A Justiça acatou parcialmente pedido formulado pelo Ministério Público do Estado de Mato Grosso em ação civil pública e determinou que o Estado de Mato Grosso corrija no prazo de 180 dias todas as deficiências existentes na estrutura do Complexo do órgão da Secretaria de Segurança Pública responsável pela Perícia Oficial de Identificação Técnica (Politec). As irregularidades foram apontadas nos relatórios do Centro de Apoio Operacional do Ministério Público. Na decisão, a juíza Celia Regina Vidotti estabelece que sejam providenciadas reformas em áreas que comprometam a segurança estrutural, acessibilidade sanitária e de funcionamento dos prédios, incluindo fornecimento mobiliário adequado e de equipamentos de proteção individual aos servidores necessários ao exercício das atividades. Deverão também ser contemplados projeto de prevenção e combate a incêndio e pânico no local.

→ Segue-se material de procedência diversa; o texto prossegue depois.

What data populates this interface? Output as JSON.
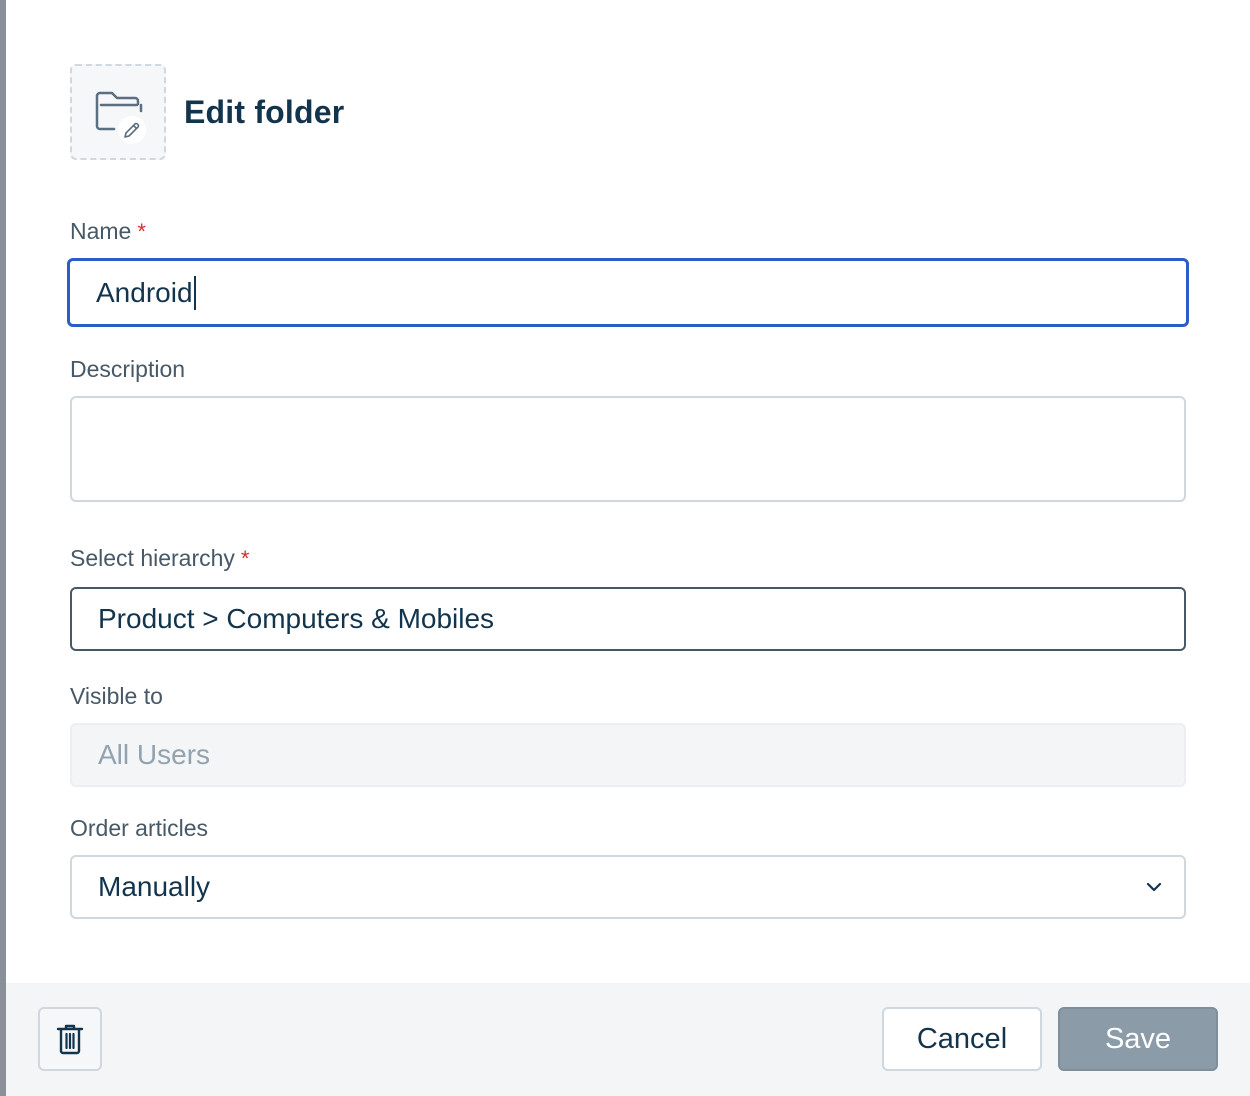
{
  "header": {
    "title": "Edit folder",
    "icon": "folder-edit-icon"
  },
  "form": {
    "name": {
      "label": "Name",
      "required_mark": "*",
      "value": "Android"
    },
    "description": {
      "label": "Description",
      "value": ""
    },
    "hierarchy": {
      "label": "Select hierarchy",
      "required_mark": "*",
      "value": "Product > Computers & Mobiles"
    },
    "visible_to": {
      "label": "Visible to",
      "value": "All Users"
    },
    "order_articles": {
      "label": "Order articles",
      "value": "Manually"
    }
  },
  "footer": {
    "delete_icon": "trash-icon",
    "cancel_label": "Cancel",
    "save_label": "Save"
  },
  "colors": {
    "focus_border": "#2c5cc5",
    "required": "#d72d30",
    "text_primary": "#12344d",
    "save_disabled": "#8c9ba8"
  }
}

Na ação do MPE o promotor de Justiça Alexandre de Matos Guedes relata que os serviços essenciais para apuração de crimes cometidos em Mato Grosso estão comprometidos em razão da precariedade do local. De acordo com o promotor, a ação foi proposta com base em relatórios técnicos elaborados pelo Centro de Apoio Operacional às Promotorias de Justiça (Caop). Foram cinco relatórios, um para cada edificação da Politec, todos elaborados em 2016. Desde então, o MPE vinha buscando junto ao Poder Executivo a solução dos problemas de forma extrajudicial, mas sem êxito. “Sem a intervenção do Poder Judiciário não haveria como modificar a situação, eis que se afigura aqui uma inércia governamental onde as medidas mais simples esbarram na burocracia e na falta de decisão para dúvida hamletiana em que o Governo se colocou: Repara-se os prédios velhos ou se edifica novo complexo, ressaltou o promotor de Justiça”.

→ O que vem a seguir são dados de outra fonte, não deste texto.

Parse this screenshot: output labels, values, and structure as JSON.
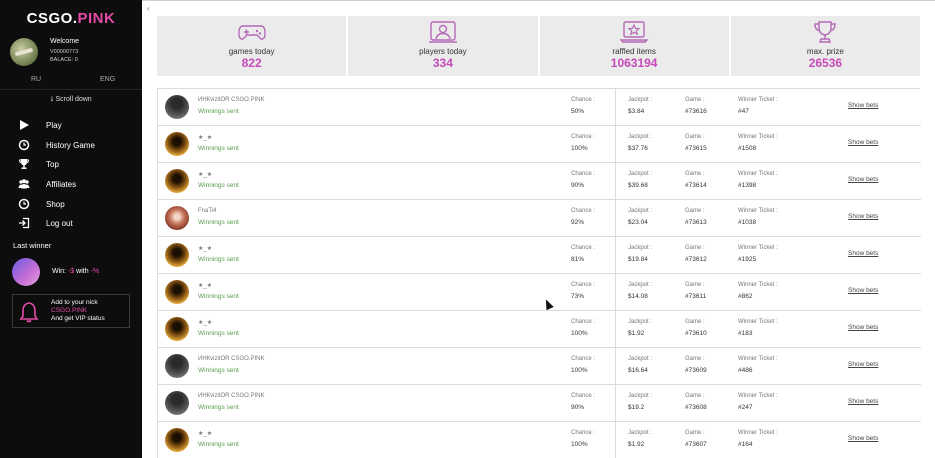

Entre os problemas apontados na ação, referente ao complexo, estão instalações elétricas inadequadas; ausência de alvará de prevenção de incêndio e pânico do Corpo de Bombeiros; piso deteriorado; mobiliários em péssimo estado; estrutura de escada com problemas de corrosão; quadros de hidrante sem mangueira e usadas como depósito de lixo;instalação inadequada dos aparelhos de ar-condicionado e com problemas estruturais nas juntas de dilatação; entre outras falhas.

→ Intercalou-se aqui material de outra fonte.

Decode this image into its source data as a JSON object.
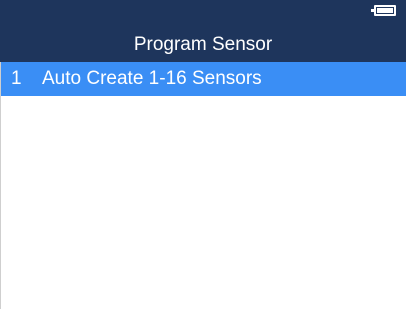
{
  "status_bar": {
    "battery_icon": "battery-icon"
  },
  "header": {
    "title": "Program Sensor",
    "background_color": "#1e355c"
  },
  "menu": {
    "selected_color": "#3a8ef5",
    "items": [
      {
        "index": "1",
        "label": "Auto Create 1-16 Sensors",
        "selected": true
      }
    ]
  }
}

Conforme o promotor de Justiça, foram verificadas as instalações do prédio onde funciona o almoxarifado da Politec, prédio principal, laboratório, prédio plantão e Instituto Médico Legal (IML), que inclusive já foi objeto de outra ação civil pública proposta pelo MPE. “São irregularidades estruturais que comprometem não só o ambiente de trabalho dos servidores que ali laboram, como também a população que busca atendimento, fica claro que as falhas do serviço se traduzem em precariedade da colheita de evidências e provas, o que, por sua vez, se reverte em possibilidade de prejudicar a responsabilização de criminosos”, acrescentou.